Isto é, o mesmo facto tributário não pode ser origem de mais do que uma espécie de tributo, ou, se se preferir, um só e o mesmo acto não pode ser objecto de mais de uma matéria colectável. Logo, para haver duplicação do tributo, necessário é que as colectas sejam da mesma natureza, pois "de duas coisas diferentes, uma não pode ser a duplicação da outra».
Ora, aproximadas essas noções dos textos e dos factos já examinados, constata-se que:
As diminutas quantias pagas pela concessão da licença para pescar são, como decorre do próprio preâmbulo do Decreto 5703, verdadeiras taxas, cobradas, em contraprestação, pela utilização do domínio público marítimo com a prática desse acto de pescar, como simples facto em si, ou seja, independentemente do rendimento que o resultado desse acto possa produzir (v.g. pesca por parte de um amador).
Pois, como acertadamente se observa no douto parecer de fl. 64, tanto o Decreto 5703 como a respectiva tabela, ao referirem o acto sujeito à licença de pesca, desinteressam-se por completo da natureza ou espécie da actividade, comercial ou não, industrial ou não, no desenvolvimento da qual tal acto venha a ser praticado.
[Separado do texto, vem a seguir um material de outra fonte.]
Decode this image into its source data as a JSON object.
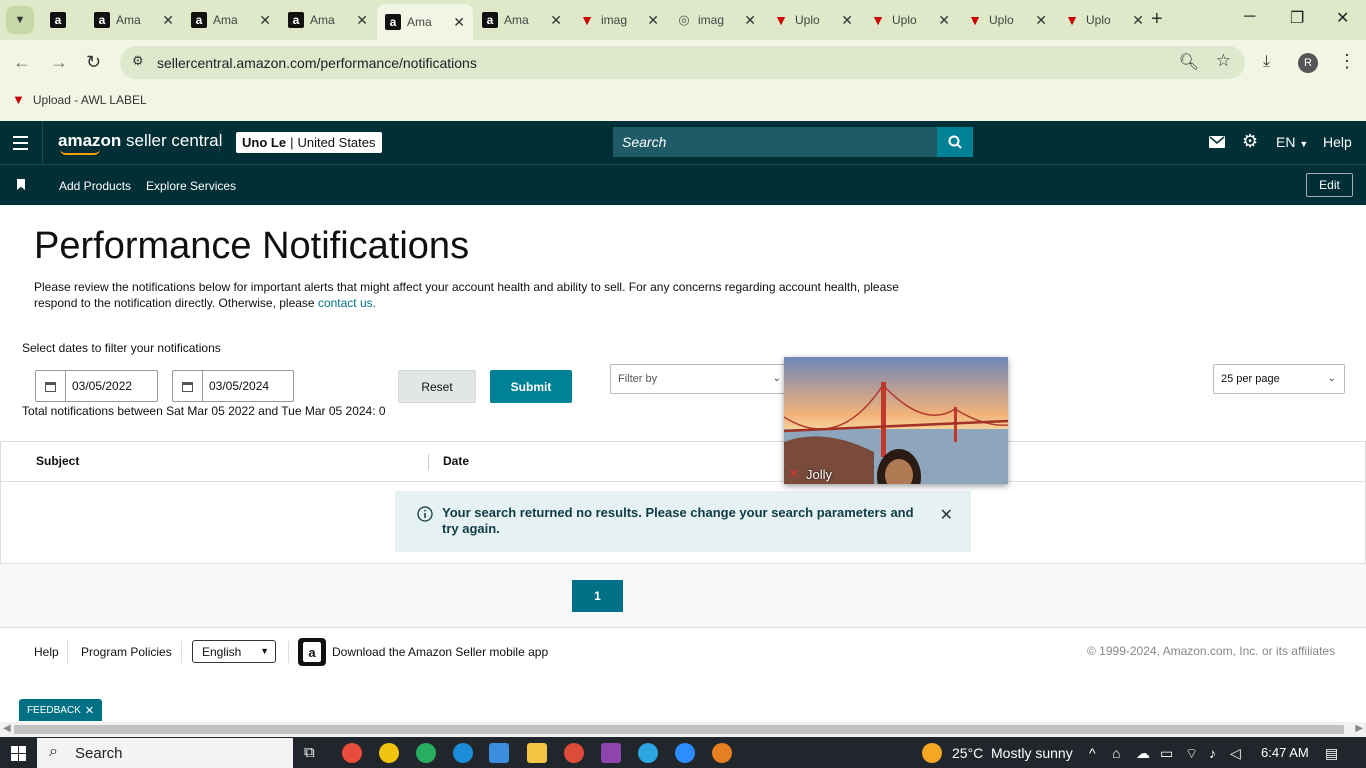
{
  "browser": {
    "tabs": [
      {
        "title": "",
        "icon": "amazon"
      },
      {
        "title": "Ama",
        "icon": "amazon"
      },
      {
        "title": "Ama",
        "icon": "amazon"
      },
      {
        "title": "Ama",
        "icon": "amazon"
      },
      {
        "title": "Ama",
        "icon": "amazon",
        "active": true
      },
      {
        "title": "Ama",
        "icon": "amazon"
      },
      {
        "title": "imag",
        "icon": "awl"
      },
      {
        "title": "imag",
        "icon": "globe"
      },
      {
        "title": "Uplo",
        "icon": "awl"
      },
      {
        "title": "Uplo",
        "icon": "awl"
      },
      {
        "title": "Uplo",
        "icon": "awl"
      },
      {
        "title": "Uplo",
        "icon": "awl"
      }
    ],
    "url": "sellercentral.amazon.com/performance/notifications",
    "profile_initial": "R",
    "bookmark": "Upload - AWL LABEL"
  },
  "header": {
    "logo_brand": "amazon",
    "logo_product": "seller central",
    "account_name": "Uno Le",
    "account_region": "United States",
    "search_placeholder": "Search",
    "language": "EN",
    "help": "Help",
    "nav_links": [
      "Add Products",
      "Explore Services"
    ],
    "edit_label": "Edit"
  },
  "page": {
    "title": "Performance Notifications",
    "intro": "Please review the notifications below for important alerts that might affect your account health and ability to sell. For any concerns regarding account health, please respond to the notification directly. Otherwise, please",
    "intro_link": "contact us.",
    "filter_label": "Select dates to filter your notifications",
    "start_date": "03/05/2022",
    "end_date": "03/05/2024",
    "reset_label": "Reset",
    "submit_label": "Submit",
    "filter_by_placeholder": "Filter by",
    "per_page": "25 per page",
    "total_text": "Total notifications between Sat Mar 05 2022 and Tue Mar 05 2024: 0",
    "columns": [
      "Subject",
      "Date"
    ],
    "no_results": "Your search returned no results. Please change your search parameters and try again.",
    "current_page": "1"
  },
  "footer": {
    "help": "Help",
    "program_policies": "Program Policies",
    "language": "English",
    "app_download": "Download the Amazon Seller mobile app",
    "copyright": "© 1999-2024, Amazon.com, Inc. or its affiliates",
    "feedback": "FEEDBACK"
  },
  "video_overlay": {
    "participant": "Jolly"
  },
  "taskbar": {
    "search": "Search",
    "temperature": "25°C",
    "weather": "Mostly sunny",
    "time": "6:47 AM"
  },
  "colors": {
    "header_bg": "#002f36",
    "accent": "#008296",
    "link": "#007185",
    "tab_strip": "#dfe9c9"
  }
}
Trata-se de um aspecto inteiramente irrelevante para a lei, sendo necessária a licença para a prática do mencionado acto, qualquer que seja a espécie ou natureza da actividade em que esse acto se integre.
Ao passo que, o artigo 710.º do Código Administrativo estatui um verdadeiro imposto, e directo, que só devido é quando a actividade de pescar seja de tal modo complexa que traduza o exercício da indústria respectiva, passível de contribuição industrial.
E, como são bem conhecidas as diferenças que separam as duas figuras fiscais - taxa e imposto -, basta, em ideia mais singela do caso vertente, focar que:
De um lado (Decreto 5703), há autorização para a prática do acto material de pescar (que, tão-sòmente, vem descrito na tabela) e a exigência da respectiva taxa pela utilização do domínio marítimo.
De outro lado (artigo 710.º do Código Administrativo), porque à contribuição industrial está subordinada a tributação municipal da respectiva indústria, cuja percentagem incide precisamente sobre a importância da colecta daquela contribuição, é o rendimento, resultante do exercício dessa indústria, que se tributa.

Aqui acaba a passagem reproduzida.